A política de relações exteriores da Argentina sob o governo de Javier Milei tem se mostrado “amadora” e o alinhamento com os Estados Unidos (EUA) pode prejudicar as relações na região, segundo o último embaixador argentino em Caracas, Oscar Laborde. Em entrevista ao Brasil de Fato, ele disse não estar otimista sobre as relações entre os dois países por causa de ações que indicam “desequilíbrio mental” do presidente argentino.
“Acho que Milei está mostrando um amadorismo impressionante na sua gestão, sobretudo nas relações exteriores, uma obsessão de acenar aos EUA, a tudo que os EUA pedem, o que pode causar dificuldade.”

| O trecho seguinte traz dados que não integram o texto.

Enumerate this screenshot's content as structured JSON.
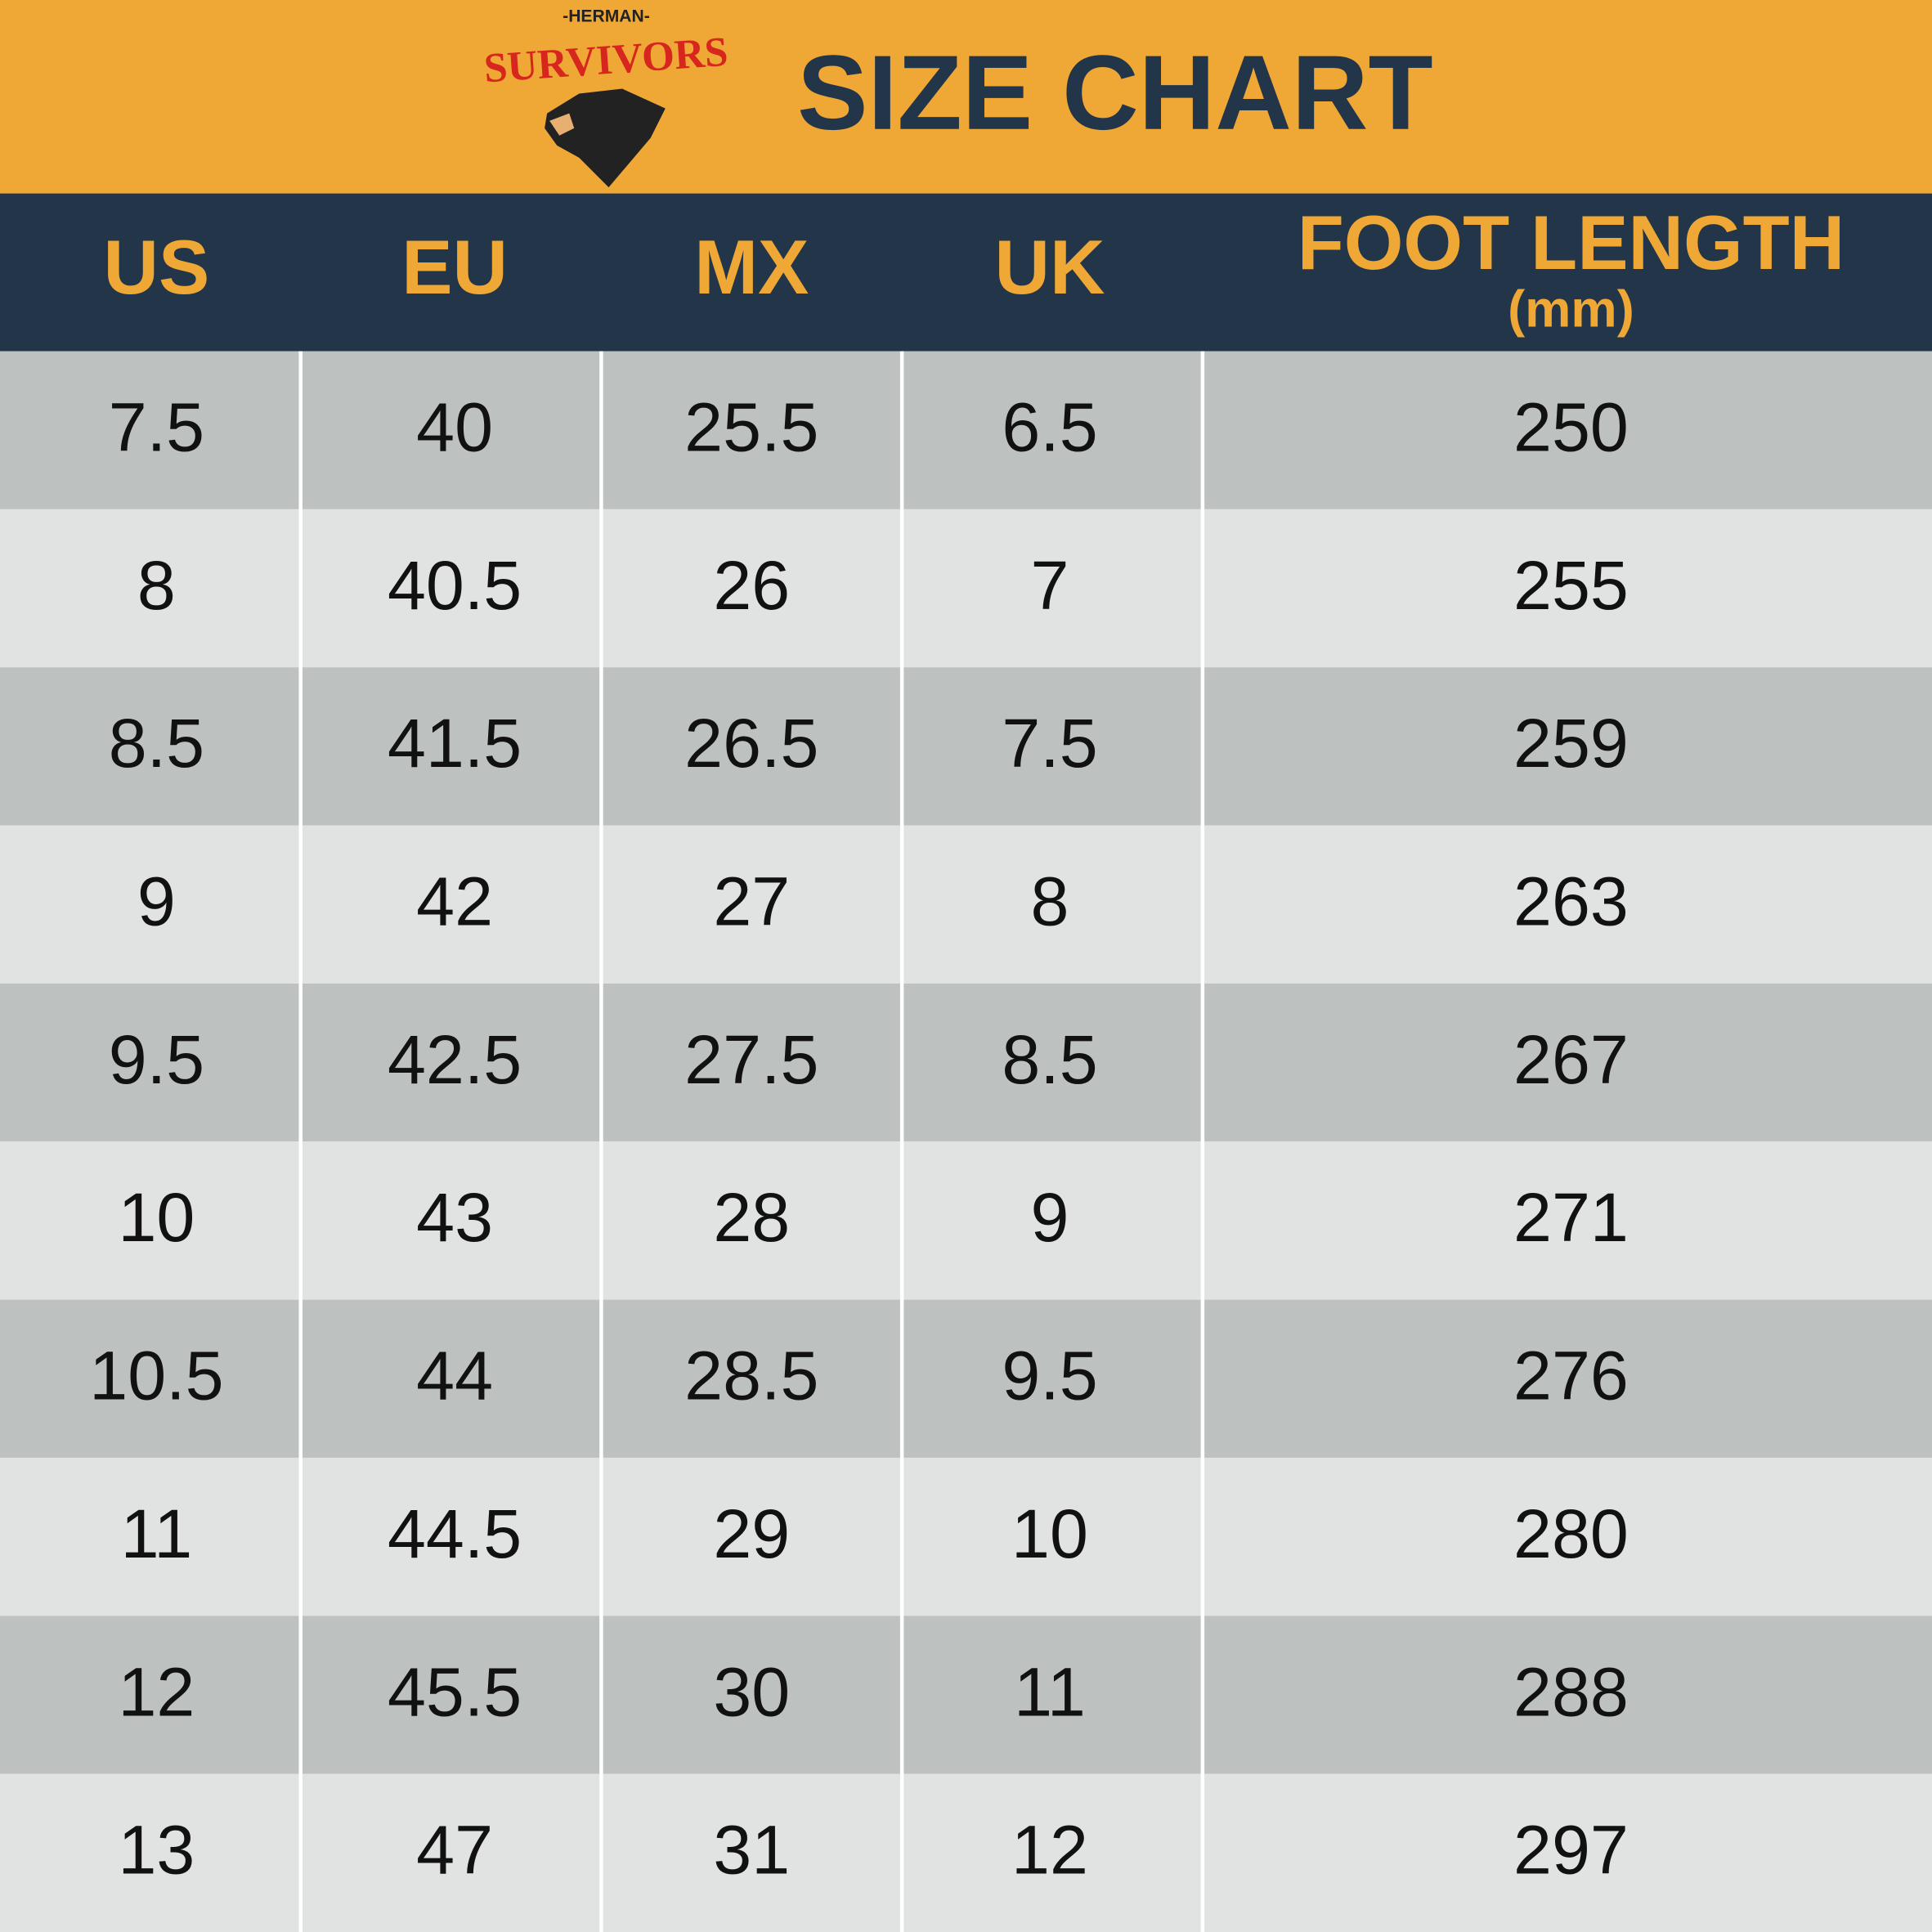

“Espero que não, mas sou muito pessimista com o que Milei pode apresentar, porque até agora está trabalhando com parâmetros pouco habituais, de desequilíbrio mental pelas ações que ele tem”, disse ele.
Avião
As relações entre Venezuela e Argentina estremeceram desde a posse de Milei, mas mesmo antes mesmo de assumir, o argentino já havia dito que cortaria relações diplomáticas com os venezuelanos e prometeu tirar o embaixador de Caracas. Três meses depois de assumir, Milei não tem um embaixador no país e foi pivô de uma crise com o governo de Nicolás Maduro.
O argentino enviou aos Estados Unidos o avião da estatal venezuelana Emtrasur que estava retido desde 2022 em Buenos Aires. Em resposta, o governo venezuelano fechou o espaço aéreo para aviões argentinos.
Em entrevista ao Brasil de Fato, o último embaixador argentino em Caracas, Oscar Laborde, disse que esse foi o primeiro passo de uma relação que promete piorar nos próximos anos.
“O dano principal até agora é que o governo tenha sido cúmplice da extradição de um avião legal. Há essa provocação, esse alinhamento incondicional com os Estados Unidos desrespeitando o que havia dito a Justiça. Vão piorar as relações. E aí é de onde falo da ideologização. Prejudica as relações exteriores entre dois países autônomos, onde cada um, independente do presidente que está no comando, tem um sistema próprio para além da ideologia, sobretudo a ideologia de alinhamento incondicional com os Estados Unidos”, disse.
Acusações
A relação entre os países esquentou depois do episódio do avião. O chanceler venezuelano, Yván Gil, chamou o governo de Milei de neonazista nas redes sociais. O presidente da Venezuela, Nicolás Maduro, disse que a medida é roubo e classificou Milei como “louco”. O porta-voz da Casa Rosada rebateu e disse que estava tomando medidas diplomáticas contra o governo de Nicolás Maduro.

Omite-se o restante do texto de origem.